The special thing is, though, that even though my friends might be slightly exasperated with my fan behavior, they can’t help but settle in besides me to watch the next music video, and the next, and the next, and talk about the magical way that Shah Rukh looks at Kajol, or how handsome he looks in a sherwani. They don’t bat an eye when I tell them that my fifteenth birthday party is SRK themed – instead, they all participate wholeheartedly, coming dressed up as various characters from SRK films and learning the choreography to Maahi Ve.
So… why do I love Shah Rukh Khan? I love Shah Rukh Khan because I’m a fan.
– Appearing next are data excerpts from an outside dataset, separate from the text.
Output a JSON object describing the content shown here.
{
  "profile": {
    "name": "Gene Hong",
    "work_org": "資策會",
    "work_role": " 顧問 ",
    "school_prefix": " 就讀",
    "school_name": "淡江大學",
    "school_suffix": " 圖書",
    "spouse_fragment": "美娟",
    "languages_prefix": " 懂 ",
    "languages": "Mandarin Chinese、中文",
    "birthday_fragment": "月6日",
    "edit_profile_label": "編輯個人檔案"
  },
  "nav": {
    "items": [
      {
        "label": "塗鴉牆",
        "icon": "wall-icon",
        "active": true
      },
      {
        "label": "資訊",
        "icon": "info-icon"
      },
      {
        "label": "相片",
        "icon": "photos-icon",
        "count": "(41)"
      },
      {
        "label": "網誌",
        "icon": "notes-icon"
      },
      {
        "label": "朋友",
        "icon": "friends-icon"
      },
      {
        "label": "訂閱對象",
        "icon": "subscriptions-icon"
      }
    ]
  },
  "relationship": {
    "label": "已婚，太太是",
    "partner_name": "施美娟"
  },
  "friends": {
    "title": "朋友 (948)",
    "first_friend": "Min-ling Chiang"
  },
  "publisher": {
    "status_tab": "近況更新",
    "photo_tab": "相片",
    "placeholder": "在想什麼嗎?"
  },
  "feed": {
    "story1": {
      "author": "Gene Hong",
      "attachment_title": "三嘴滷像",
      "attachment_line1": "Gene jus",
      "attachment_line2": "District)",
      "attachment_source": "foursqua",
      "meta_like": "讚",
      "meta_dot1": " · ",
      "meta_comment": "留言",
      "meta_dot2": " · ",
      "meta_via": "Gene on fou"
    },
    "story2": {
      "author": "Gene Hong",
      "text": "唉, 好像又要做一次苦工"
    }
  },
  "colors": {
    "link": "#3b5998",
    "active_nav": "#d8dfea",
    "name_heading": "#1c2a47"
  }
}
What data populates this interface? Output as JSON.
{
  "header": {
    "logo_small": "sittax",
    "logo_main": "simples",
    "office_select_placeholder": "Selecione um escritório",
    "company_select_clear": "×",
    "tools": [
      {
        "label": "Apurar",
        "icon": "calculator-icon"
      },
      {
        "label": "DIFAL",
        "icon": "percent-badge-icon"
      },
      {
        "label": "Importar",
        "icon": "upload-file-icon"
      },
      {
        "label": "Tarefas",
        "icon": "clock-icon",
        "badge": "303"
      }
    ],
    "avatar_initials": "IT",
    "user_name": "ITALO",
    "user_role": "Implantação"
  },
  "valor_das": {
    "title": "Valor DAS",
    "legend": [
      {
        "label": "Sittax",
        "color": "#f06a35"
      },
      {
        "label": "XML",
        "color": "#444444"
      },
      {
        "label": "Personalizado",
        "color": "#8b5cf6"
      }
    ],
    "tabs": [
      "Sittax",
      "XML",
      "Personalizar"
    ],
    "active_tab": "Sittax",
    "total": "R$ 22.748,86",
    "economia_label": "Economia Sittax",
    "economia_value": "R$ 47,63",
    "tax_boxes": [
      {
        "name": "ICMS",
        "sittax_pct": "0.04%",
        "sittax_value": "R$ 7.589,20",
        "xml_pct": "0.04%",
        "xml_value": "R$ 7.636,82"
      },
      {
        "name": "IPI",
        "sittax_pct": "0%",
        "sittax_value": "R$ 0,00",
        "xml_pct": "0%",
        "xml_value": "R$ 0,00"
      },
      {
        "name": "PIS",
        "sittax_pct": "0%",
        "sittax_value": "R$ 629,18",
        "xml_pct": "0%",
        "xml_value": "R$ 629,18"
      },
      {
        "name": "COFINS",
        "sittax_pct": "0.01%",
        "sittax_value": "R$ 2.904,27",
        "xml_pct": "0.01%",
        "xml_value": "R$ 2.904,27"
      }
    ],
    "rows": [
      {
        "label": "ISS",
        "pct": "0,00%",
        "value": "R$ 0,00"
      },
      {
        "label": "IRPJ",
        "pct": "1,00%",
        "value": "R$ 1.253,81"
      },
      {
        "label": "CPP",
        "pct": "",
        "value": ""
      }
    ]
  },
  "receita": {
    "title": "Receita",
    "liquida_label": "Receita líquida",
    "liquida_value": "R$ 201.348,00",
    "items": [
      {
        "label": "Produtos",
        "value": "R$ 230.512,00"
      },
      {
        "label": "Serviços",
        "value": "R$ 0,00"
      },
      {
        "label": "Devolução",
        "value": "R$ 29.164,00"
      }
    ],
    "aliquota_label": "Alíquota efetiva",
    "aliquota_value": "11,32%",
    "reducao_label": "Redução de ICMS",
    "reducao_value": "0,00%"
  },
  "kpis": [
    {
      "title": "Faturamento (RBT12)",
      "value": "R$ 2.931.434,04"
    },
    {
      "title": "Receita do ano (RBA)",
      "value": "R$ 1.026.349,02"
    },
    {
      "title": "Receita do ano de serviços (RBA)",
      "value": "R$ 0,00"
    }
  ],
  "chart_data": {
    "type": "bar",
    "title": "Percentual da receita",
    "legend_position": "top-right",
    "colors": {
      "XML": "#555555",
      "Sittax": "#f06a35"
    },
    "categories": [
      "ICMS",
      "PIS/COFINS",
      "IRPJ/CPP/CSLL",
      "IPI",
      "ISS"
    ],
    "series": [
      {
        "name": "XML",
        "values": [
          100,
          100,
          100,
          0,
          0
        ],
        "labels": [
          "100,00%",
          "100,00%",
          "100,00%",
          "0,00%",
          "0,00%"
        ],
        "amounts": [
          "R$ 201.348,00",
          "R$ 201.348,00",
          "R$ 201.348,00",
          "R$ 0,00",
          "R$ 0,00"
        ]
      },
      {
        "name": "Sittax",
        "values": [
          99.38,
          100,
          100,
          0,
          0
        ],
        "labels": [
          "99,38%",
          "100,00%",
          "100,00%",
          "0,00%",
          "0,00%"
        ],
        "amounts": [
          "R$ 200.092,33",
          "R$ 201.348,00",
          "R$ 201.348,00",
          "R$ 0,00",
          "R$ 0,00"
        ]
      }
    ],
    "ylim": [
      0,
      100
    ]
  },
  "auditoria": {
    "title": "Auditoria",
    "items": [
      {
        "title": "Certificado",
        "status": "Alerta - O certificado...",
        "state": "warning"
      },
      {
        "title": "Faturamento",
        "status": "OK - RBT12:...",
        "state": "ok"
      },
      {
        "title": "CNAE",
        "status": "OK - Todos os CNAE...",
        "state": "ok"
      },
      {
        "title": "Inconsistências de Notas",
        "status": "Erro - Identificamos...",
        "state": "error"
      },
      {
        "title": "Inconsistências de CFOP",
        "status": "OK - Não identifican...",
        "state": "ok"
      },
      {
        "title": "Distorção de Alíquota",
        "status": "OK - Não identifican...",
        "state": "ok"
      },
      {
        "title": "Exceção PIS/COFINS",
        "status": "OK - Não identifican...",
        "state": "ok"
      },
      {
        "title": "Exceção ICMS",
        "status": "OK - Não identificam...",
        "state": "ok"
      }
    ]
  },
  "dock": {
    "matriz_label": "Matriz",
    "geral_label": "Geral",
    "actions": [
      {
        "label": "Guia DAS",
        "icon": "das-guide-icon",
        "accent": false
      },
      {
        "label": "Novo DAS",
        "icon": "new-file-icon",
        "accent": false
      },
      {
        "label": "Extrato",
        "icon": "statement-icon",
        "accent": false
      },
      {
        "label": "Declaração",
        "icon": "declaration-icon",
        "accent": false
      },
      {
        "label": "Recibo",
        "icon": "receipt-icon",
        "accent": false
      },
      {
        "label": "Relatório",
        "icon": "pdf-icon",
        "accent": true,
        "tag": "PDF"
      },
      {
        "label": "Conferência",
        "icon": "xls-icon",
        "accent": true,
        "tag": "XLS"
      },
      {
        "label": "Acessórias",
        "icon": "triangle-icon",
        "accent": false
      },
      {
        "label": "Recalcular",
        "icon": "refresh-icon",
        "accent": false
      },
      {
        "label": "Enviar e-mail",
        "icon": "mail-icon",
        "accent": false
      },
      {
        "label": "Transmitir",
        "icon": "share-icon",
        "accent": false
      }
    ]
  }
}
And it is weird, to be a fan, but it’s also exciting and liberating. More of us should try it. It frees you from worrying about what’s silly and what’s cool, and allows you to just be – to love what you love. And isn’t that exactly what Shah Rukh Khan stands for?
In the end, this is the magic of Shah Rukh Khan. If you love him, you love him the way he loves his heroines – unabashedly, inexplicably, and forever. I guess some things are best left unexplained. As Rahul Khanna once said: kuch kuch hota hai Anjali… tum nahi samjhogi!
(Happy Birthday, Shah Rukh Khan. Thank you for giving us your love, and letting us love you in return.)
Tara Bhattacharjya Gupta is fifteen years old, studying and living in Bombay. She likes listening to music, watching films, and collecting earrings – and she used to think her dad looks a lot like Shah Rukh Khan.